Au-delà de Benno, Macky SALL est aussi le maître du jeu dans l’opposition. D’abord, concernant la participation de Karim WADE et de Khalifa SALL, il a instruit le Conseil des ministres à préparer les lois modifiant le Code électoral et la Constitution. Ces lois devraient permettre à ces deux opposants de participer à l’élection. Cela a été possible, grâce au dialogue. Il y a également le cas Ousmane SONKO, dont la participation au scrutin de 2024 est compromise. Idrissa SECK bien qu’étant candidat investi par son parti, ne rejetterait pas une alliance avec le président Macky SALL. Karim Wade non plus.

Une autre équation se dresse. Elle est liée aux parrainages.

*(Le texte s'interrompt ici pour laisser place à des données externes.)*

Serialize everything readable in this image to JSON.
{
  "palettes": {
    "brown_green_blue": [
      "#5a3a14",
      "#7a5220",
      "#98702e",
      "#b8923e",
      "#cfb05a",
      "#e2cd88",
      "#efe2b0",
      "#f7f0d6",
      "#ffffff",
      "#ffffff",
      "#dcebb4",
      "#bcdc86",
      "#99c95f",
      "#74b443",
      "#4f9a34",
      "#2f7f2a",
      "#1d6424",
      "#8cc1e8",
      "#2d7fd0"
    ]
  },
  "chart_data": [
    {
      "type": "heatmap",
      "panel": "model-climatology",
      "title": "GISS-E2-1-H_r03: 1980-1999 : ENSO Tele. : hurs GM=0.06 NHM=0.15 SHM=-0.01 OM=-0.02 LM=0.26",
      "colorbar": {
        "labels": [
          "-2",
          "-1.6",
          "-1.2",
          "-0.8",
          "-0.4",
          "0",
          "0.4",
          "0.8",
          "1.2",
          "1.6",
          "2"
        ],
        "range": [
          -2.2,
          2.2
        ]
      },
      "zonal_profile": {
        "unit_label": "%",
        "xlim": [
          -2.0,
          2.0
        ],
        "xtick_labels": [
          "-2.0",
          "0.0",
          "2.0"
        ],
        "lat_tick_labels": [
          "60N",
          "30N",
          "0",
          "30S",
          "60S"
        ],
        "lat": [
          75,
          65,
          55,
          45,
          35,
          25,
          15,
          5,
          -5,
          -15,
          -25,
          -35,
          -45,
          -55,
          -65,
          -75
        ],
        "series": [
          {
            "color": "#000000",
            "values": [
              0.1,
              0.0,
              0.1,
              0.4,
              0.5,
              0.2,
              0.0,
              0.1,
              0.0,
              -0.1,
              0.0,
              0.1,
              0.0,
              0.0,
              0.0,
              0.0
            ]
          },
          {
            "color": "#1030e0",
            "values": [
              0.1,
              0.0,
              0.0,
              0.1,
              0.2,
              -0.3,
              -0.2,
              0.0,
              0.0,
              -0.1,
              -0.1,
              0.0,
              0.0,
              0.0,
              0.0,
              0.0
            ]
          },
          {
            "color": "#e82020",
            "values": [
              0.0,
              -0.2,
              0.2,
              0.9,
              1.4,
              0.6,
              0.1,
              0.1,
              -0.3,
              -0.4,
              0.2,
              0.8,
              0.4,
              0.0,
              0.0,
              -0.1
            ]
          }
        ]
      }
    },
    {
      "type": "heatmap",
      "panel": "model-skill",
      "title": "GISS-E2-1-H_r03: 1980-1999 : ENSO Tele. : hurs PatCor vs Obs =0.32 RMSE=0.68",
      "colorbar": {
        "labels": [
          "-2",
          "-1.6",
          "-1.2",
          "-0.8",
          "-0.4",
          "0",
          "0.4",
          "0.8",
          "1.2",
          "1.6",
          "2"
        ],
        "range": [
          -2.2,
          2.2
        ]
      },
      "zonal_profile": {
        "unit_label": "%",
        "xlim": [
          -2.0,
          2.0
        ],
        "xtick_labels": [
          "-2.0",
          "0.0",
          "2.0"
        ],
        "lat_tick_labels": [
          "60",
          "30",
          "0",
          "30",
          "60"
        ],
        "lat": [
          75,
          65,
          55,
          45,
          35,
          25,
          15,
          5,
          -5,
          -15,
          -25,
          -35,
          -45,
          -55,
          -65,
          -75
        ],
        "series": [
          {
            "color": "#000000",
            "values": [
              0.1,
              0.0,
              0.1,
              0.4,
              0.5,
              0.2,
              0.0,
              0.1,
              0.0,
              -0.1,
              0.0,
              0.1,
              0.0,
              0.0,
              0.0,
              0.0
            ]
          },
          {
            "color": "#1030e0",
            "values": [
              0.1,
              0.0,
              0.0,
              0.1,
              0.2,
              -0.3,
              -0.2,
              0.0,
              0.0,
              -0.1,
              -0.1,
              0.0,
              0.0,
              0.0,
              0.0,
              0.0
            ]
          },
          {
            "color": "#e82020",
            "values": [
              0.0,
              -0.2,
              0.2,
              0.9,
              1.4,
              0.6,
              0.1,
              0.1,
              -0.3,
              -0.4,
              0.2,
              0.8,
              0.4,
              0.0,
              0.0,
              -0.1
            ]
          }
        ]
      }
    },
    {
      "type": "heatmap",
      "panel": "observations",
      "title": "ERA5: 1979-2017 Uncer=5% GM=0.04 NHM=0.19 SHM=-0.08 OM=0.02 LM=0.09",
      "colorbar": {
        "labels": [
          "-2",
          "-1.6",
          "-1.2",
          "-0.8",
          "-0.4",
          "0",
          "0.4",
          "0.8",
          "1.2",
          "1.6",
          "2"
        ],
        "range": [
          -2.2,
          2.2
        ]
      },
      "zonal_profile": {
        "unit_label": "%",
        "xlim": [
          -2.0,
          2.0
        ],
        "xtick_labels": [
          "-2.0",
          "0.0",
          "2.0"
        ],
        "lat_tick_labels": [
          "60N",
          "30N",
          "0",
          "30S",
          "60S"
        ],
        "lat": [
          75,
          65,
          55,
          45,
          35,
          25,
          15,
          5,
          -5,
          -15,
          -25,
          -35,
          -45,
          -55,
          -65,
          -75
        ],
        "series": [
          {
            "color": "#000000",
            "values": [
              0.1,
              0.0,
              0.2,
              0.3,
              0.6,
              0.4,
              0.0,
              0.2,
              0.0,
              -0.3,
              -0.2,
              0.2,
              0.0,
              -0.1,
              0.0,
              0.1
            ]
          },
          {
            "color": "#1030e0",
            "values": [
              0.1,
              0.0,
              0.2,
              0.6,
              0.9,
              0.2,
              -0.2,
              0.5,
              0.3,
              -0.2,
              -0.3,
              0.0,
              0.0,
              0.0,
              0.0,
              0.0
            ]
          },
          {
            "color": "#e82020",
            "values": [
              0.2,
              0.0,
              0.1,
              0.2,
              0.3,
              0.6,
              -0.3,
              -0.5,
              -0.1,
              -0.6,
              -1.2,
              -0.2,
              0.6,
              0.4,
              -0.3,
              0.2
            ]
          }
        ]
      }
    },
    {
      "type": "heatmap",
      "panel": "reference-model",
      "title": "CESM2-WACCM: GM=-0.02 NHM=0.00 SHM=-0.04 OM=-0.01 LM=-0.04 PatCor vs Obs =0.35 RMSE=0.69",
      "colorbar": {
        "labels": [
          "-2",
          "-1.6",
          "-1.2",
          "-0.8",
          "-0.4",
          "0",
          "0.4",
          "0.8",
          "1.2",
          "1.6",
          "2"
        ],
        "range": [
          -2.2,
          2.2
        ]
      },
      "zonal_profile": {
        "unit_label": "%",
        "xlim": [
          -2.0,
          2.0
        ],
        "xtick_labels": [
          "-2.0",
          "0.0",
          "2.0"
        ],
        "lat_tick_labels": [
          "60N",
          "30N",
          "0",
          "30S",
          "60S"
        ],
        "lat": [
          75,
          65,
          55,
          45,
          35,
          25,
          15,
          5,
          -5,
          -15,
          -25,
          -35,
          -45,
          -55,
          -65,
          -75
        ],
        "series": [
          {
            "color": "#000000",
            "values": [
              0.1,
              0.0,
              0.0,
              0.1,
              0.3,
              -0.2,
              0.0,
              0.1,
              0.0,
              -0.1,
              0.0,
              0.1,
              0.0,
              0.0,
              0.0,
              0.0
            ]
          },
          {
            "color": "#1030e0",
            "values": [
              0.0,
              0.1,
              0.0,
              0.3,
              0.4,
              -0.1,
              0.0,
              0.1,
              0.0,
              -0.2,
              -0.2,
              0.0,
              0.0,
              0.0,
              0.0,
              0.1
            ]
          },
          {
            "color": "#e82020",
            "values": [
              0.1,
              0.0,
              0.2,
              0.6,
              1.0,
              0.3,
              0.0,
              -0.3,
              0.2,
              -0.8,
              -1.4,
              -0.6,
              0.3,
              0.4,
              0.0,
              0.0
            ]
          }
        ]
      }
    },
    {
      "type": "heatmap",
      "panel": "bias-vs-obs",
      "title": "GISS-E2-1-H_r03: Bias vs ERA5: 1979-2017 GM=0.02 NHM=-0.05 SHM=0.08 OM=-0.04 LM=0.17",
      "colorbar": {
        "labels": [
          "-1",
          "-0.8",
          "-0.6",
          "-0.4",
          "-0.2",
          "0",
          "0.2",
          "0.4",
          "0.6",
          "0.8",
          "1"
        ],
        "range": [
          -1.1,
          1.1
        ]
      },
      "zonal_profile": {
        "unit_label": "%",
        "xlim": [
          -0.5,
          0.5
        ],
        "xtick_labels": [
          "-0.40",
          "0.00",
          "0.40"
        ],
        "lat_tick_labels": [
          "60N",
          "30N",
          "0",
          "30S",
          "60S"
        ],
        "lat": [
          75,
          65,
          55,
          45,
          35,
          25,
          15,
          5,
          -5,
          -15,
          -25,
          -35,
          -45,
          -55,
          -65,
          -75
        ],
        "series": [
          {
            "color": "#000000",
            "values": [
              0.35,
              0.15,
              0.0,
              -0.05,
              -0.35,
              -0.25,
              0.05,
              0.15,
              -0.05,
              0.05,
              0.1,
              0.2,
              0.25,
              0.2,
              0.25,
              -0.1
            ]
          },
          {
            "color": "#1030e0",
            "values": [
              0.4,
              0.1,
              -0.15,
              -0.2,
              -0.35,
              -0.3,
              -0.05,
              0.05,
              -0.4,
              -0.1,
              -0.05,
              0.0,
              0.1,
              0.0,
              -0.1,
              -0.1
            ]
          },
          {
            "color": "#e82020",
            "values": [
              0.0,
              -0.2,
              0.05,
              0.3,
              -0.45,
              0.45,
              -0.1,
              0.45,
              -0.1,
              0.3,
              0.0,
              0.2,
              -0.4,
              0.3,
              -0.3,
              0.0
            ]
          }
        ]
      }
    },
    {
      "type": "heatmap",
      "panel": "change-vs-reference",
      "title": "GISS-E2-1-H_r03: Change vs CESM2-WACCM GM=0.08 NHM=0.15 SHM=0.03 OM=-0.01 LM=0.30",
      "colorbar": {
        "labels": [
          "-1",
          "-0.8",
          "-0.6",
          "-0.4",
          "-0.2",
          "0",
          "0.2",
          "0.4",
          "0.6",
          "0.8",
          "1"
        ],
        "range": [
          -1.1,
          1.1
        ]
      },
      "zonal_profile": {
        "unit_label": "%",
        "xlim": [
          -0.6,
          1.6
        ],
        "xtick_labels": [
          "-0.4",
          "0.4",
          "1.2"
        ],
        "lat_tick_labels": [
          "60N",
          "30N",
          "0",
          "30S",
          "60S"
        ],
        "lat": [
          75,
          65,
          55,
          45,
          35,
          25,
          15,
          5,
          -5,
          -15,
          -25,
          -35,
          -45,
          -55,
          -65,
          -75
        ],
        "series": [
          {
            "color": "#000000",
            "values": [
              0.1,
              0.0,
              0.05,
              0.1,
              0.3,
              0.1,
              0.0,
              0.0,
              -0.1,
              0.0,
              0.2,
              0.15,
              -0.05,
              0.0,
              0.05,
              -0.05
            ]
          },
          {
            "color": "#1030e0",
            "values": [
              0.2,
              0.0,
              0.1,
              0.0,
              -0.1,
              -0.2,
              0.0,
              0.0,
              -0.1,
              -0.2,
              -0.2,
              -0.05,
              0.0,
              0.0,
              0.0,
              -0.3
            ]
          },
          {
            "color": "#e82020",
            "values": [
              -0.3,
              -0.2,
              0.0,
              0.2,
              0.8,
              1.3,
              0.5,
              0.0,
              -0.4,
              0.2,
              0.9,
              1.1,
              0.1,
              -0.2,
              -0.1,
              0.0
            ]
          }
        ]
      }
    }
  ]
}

Car, le candidat du pouvoir n’aura aucune difficulté pour obtenir le nombre de parrainage exigé. Seulement, les candidats de l’opposition risquent de se confronter à ce problème. Parce que plusieurs parmi eux, ne maitrisent pas l’outil du parrainage et ils souffrent de représentativité pour atteindre le taux exigé.

Il faut également retenir le risque de voir les candidatures de Karim WADE et de Khalifa SALL rejetées par le Conseil constitutionnel par défaut de quitus fiscal. Car, s’il est avéré que dans le cadre de leur condamnation judiciaire, ils devraient de l’argent à l’Etat du Sénégal, le non-paiement de cette amende pourrait être un motif de rejet. Là aussi, le président SALL devrait s’investir en amont pour régler toutes ces questions qui pourraient les empêcher de se présenter malgré les efforts faits lors du dialogue.

Sans aucun doute, le président Macky SALL est le maitre du jeu politique au Sénégal. Il n’est pas candidat. Il choisira le candidat pour sa coalition. Ensuite, il a créé les conditions d’éligibilité de deux candidats de l’opposition. Et, l’organisation démocratique et transparente du scrutin lui revient. Enfin, il s’engagera personnellement pour le triomphe de son candidat.